Die PAE liest im Juni ...

Im Juni stelle ich als „Buch des Monats“ ein Sachbuch vor: „Extremismus“, verfasst von Anja Reumschüssel, erschienen bei Carlsen in der noch jungen Reihe „Klartext“. Diese Reihe darf insgesamt als große Bereicherung in der Jugendliteratur zur politischen und gesellschaftlichen Bildung gesehen werden. Im zurückhaltenden Taschenbuchformat, dabei augenfällig in der Umschlaggestaltung und zum erfreulich erschwinglichen Preis kommt hier kluge Lektüre. Kompliziertes ist einfach formuliert und dabei perspektivreich dargestellt. Empfohlenes Lesealter: ab 14 Jahre.

Die Autorin: Anja Reumschüssel, geboren 1983, Publizistin, Soziologin und Theologin. Weltweit hat Frau Reumschüssel gelebt und gearbeitet, heute ist sie als freie Journalistin, Autorin und Reporterin international tätig. In unterschiedlichen medialen Kontexten veröffentlicht sie unter anderem für Spiegel-online, den „STERN“, Geo-Wissen und „ze-tt“. Auch, so erzählt es das kurze Portrait vorne im Buch, haben Begegnungen mit Menschen unterschiedlichster extremer Ansichten ihre Perspektive geprägt. Diese, so scheint es, basiert auf einer sehr offenen, positiv neugierigen Grundhaltung, die die Dinge zu klären sucht und Haltung zeigt, ohne vorschnell zu bewerten.
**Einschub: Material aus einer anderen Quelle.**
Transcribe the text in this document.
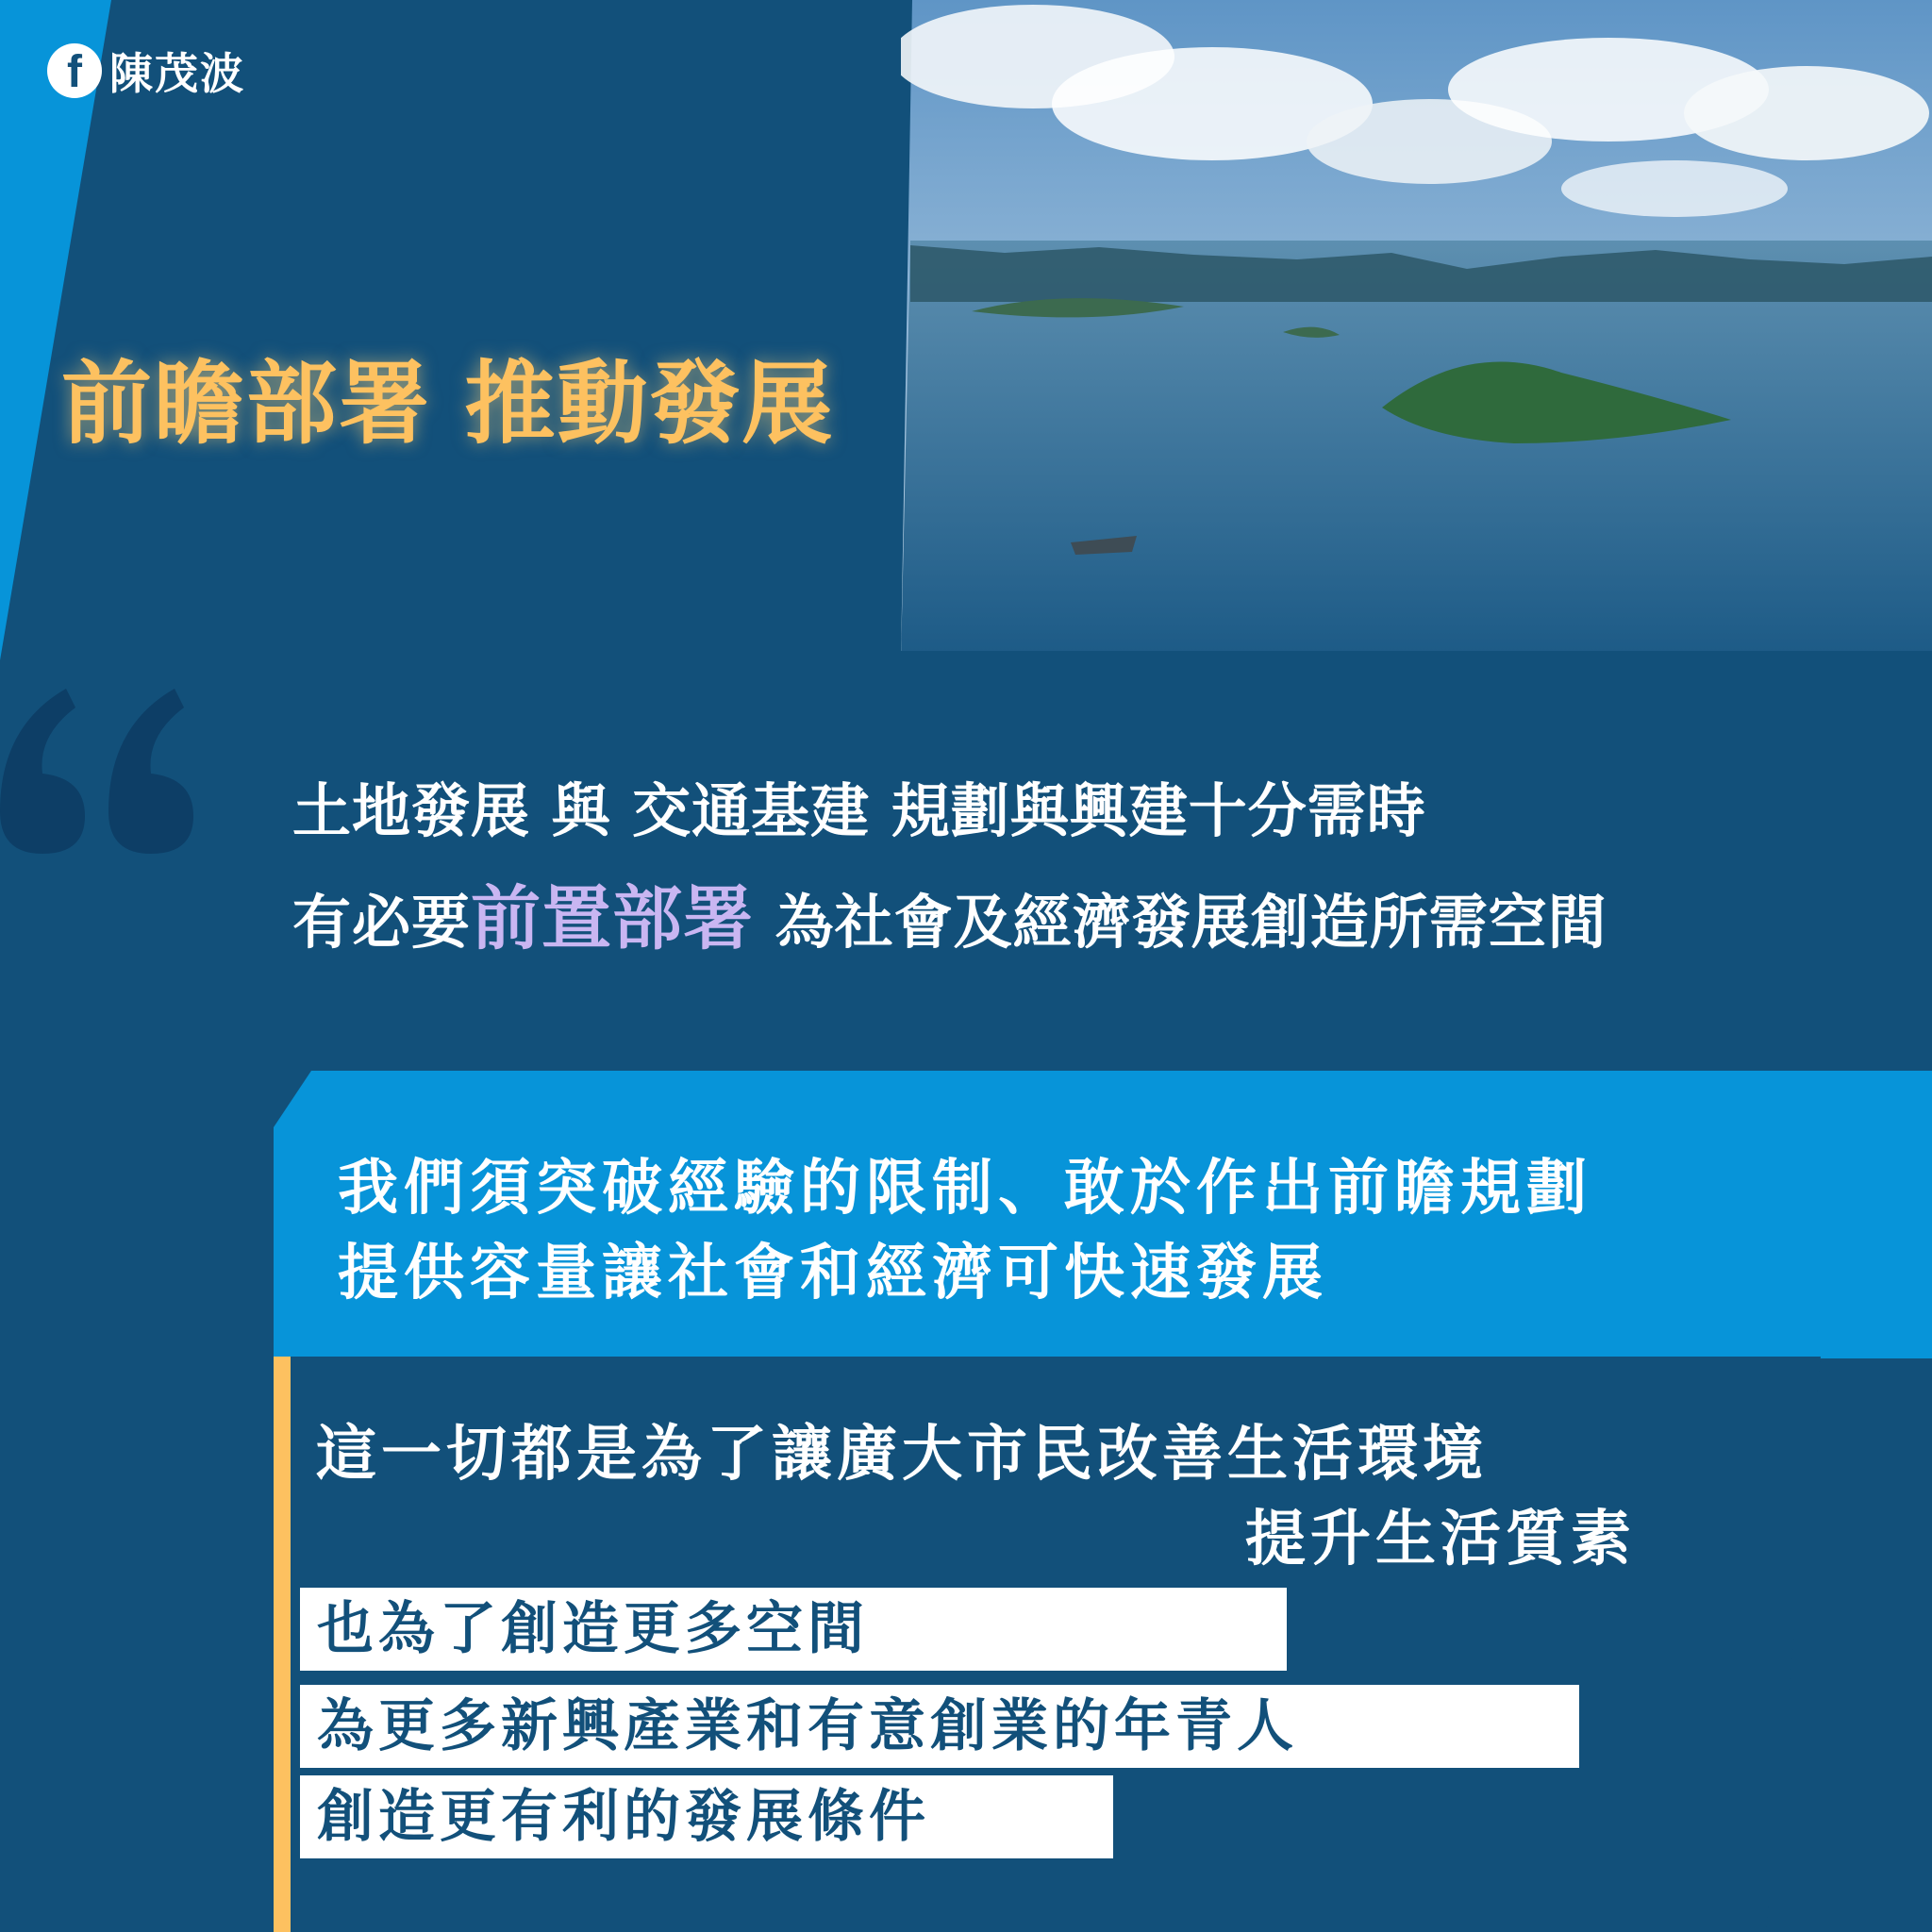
f 陳茂波
前瞻部署 推動發展
土地發展 與 交通基建 規劃與興建十分需時
有必要前置部署 為社會及經濟發展創造所需空間
我們須突破經驗的限制、敢於作出前瞻規劃
提供容量讓社會和經濟可快速發展
這一切都是為了讓廣大市民改善生活環境
提升生活質素
也為了創造更多空間
為更多新興產業和有意創業的年青人
創造更有利的發展條件
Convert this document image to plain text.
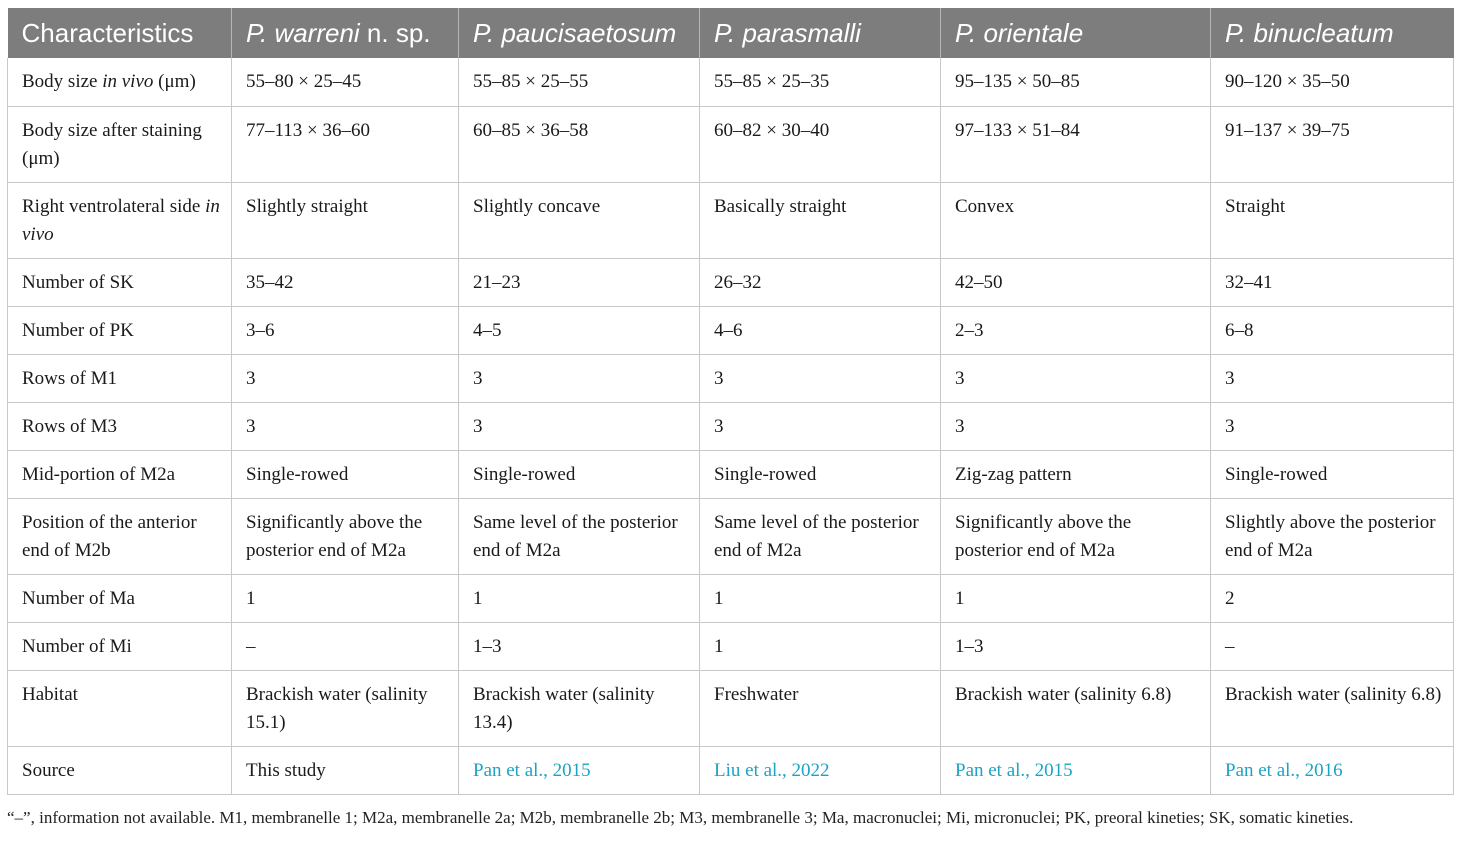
Characteristics	P. warreni n. sp.	P. paucisaetosum	P. parasmalli	P. orientale	P. binucleatum
Body size in vivo (μm)	55–80 × 25–45	55–85 × 25–55	55–85 × 25–35	95–135 × 50–85	90–120 × 35–50
Body size after staining (μm)	77–113 × 36–60	60–85 × 36–58	60–82 × 30–40	97–133 × 51–84	91–137 × 39–75
Right ventrolateral side in vivo	Slightly straight	Slightly concave	Basically straight	Convex	Straight
Number of SK	35–42	21–23	26–32	42–50	32–41
Number of PK	3–6	4–5	4–6	2–3	6–8
Rows of M1	3	3	3	3	3
Rows of M3	3	3	3	3	3
Mid-portion of M2a	Single-rowed	Single-rowed	Single-rowed	Zig-zag pattern	Single-rowed
Position of the anterior end of M2b	Significantly above the posterior end of M2a	Same level of the posterior end of M2a	Same level of the posterior end of M2a	Significantly above the posterior end of M2a	Slightly above the posterior end of M2a
Number of Ma	1	1	1	1	2
Number of Mi	–	1–3	1	1–3	–
Habitat	Brackish water (salinity 15.1)	Brackish water (salinity 13.4)	Freshwater	Brackish water (salinity 6.8)	Brackish water (salinity 6.8)
Source	This study	Pan et al., 2015	Liu et al., 2022	Pan et al., 2015	Pan et al., 2016
“–”, information not available. M1, membranelle 1; M2a, membranelle 2a; M2b, membranelle 2b; M3, membranelle 3; Ma, macronuclei; Mi, micronuclei; PK, preoral kineties; SK, somatic kineties.
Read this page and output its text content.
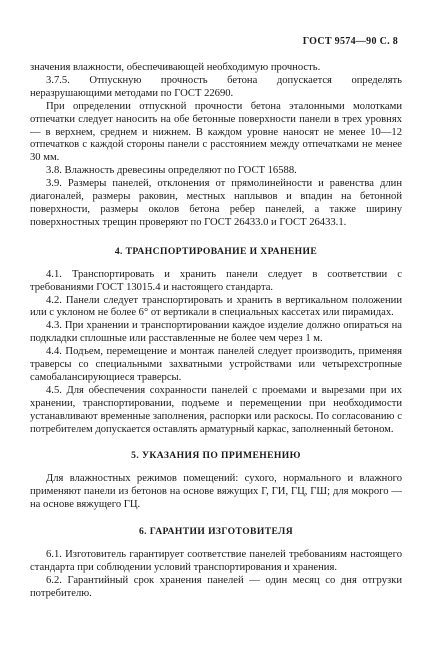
ГОСТ 9574—90 С. 8

значения влажности, обеспечивающей необходимую прочность.

3.7.5. Отпускную прочность бетона допускается определять неразрушающими методами по ГОСТ 22690.

При определении отпускной прочности бетона эталонными молотками отпечатки следует наносить на обе бетонные поверхности панели в трех уровнях — в верхнем, среднем и нижнем. В каждом уровне наносят не менее 10—12 отпечатков с каждой стороны панели с расстоянием между отпечатками не менее 30 мм.

3.8. Влажность древесины определяют по ГОСТ 16588.

3.9. Размеры панелей, отклонения от прямолинейности и равенства длин диагоналей, размеры раковин, местных наплывов и впадин на бетонной поверхности, размеры околов бетона ребер панелей, а также ширину поверхностных трещин проверяют по ГОСТ 26433.0 и ГОСТ 26433.1.

4. ТРАНСПОРТИРОВАНИЕ И ХРАНЕНИЕ

4.1. Транспортировать и хранить панели следует в соответствии с требованиями ГОСТ 13015.4 и настоящего стандарта.

4.2. Панели следует транспортировать и хранить в вертикальном положении или с уклоном не более 6° от вертикали в специальных кассетах или пирамидах.

4.3. При хранении и транспортировании каждое изделие должно опираться на подкладки сплошные или расставленные не более чем через 1 м.

4.4. Подъем, перемещение и монтаж панелей следует производить, применяя траверсы со специальными захватными устройствами или четырехстропные самобалансирующиеся траверсы.

4.5. Для обеспечения сохранности панелей с проемами и вырезами при их хранении, транспортировании, подъеме и перемещении при необходимости устанавливают временные заполнения, распорки или раскосы. По согласованию с потребителем допускается оставлять арматурный каркас, заполненный бетоном.

5. УКАЗАНИЯ ПО ПРИМЕНЕНИЮ

Для влажностных режимов помещений: сухого, нормального и влажного применяют панели из бетонов на основе вяжущих Г, ГИ, ГЦ, ГШ; для мокрого — на основе вяжущего ГЦ.

6. ГАРАНТИИ ИЗГОТОВИТЕЛЯ

6.1. Изготовитель гарантирует соответствие панелей требованиям настоящего стандарта при соблюдении условий транспортирования и хранения.

6.2. Гарантийный срок хранения панелей — один месяц со дня отгрузки потребителю.
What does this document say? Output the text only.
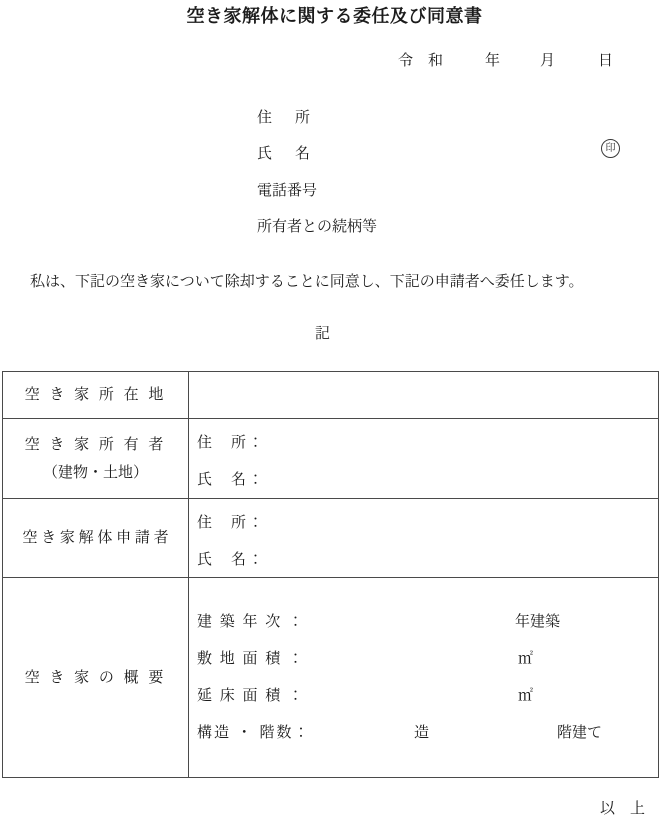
空き家解体に関する委任及び同意書
令　和	年	月	日
住　所
氏　名	印
電話番号
所有者との続柄等
私は、下記の空き家について除却することに同意し、下記の申請者へ委任します。
記
空 き 家 所 在 地
空 き 家 所 有 者
（建物・土地）
住　所：
氏　名：
空 き 家 解 体 申 請 者
住　所：
氏　名：
空 き 家 の 概 要
建 築 年 次 ：	年建築
敷 地 面 積 ：	㎡
延 床 面 積 ：	㎡
構造 ・ 階数：	造	階建て
以　上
So wie es Kennzeichen der Reihe ist, öffnet auch beim hier vorgestellten Band eine Kurzdefinition des Titel-Themas direkt auf der vorderen Umschlagseite das Interesse: „Extremismus (Substantiv, maskulin): Das politische oder religiöse Streben nach einer neuen Gesellschaft. Extremisten lehnen den demokratischen Verfassungsstaat ab. Mit Schriften, Protesten und Veranstaltungen setzen sie sich für ihre Ziele ein. Und wenden manchmal auch Gewalt an.“ Der Blick ins Inhaltsverzeichnis zeigt einen sehr schlüssig gestalteten Aufbau. Frau Reumschüssel legt zunächst kurz und knapp die wichtigsten Grundlagen in Form einer Darstellung der freiheitlich demokratischen Grundordnung und des demokratischen Verfassungsstaats, des Rechts- und Sozialstaats sowie des Grundgesetzes der Bundesrepublik Deutschland. Im Anschluss wird ein umfassender Blick auf die unterschiedlichen Strömungen des Extremismus genommen, auch eine Definitionskritik lässt die Autorin nicht aus. Überaus differenziert stellt die sie anschließend sowohl Rechts- als auch Linksextremismus im Kontext der Deutschen Geschichte dar, um sich dann in zwei groß angelegten Kapiteln sowohl dem politischen Extremismus als auch dem religiösen Extremismus zuzuwenden. Am Ende dieser beiden Kapitel gibt die Autorin jeweils einen Denkanstoß – und beschließt im letzten Teil des Buches unter der Überschrift „Maßnahmen gegen Extremismus“ ihre Analysen mit einem fundierten Blick nach vorn. Hört sich trocken an? Weit gefehlt. Anja Reumschüssel schreibt in einer einfachen, anschaulichen und damit verständlichen Sprache. Man versteht leicht, von Seite zu Seite „fällt ein Groschen“ und dieser Erkenntnisgewinn in rascher Folge treibt zum Weiterlesen an. Damit wird einer breiten Gruppe von Leserinnen und Lesern Zugang zu Wissen ermöglicht, das jeder braucht, um nicht selbst an den Leimruten extremistischer Sichtweisen hängen zu bleiben.

Reumschüssel, Anja (2018): Extremismus. Carlsen Klartext, Hamburg, Carlsen Verlag.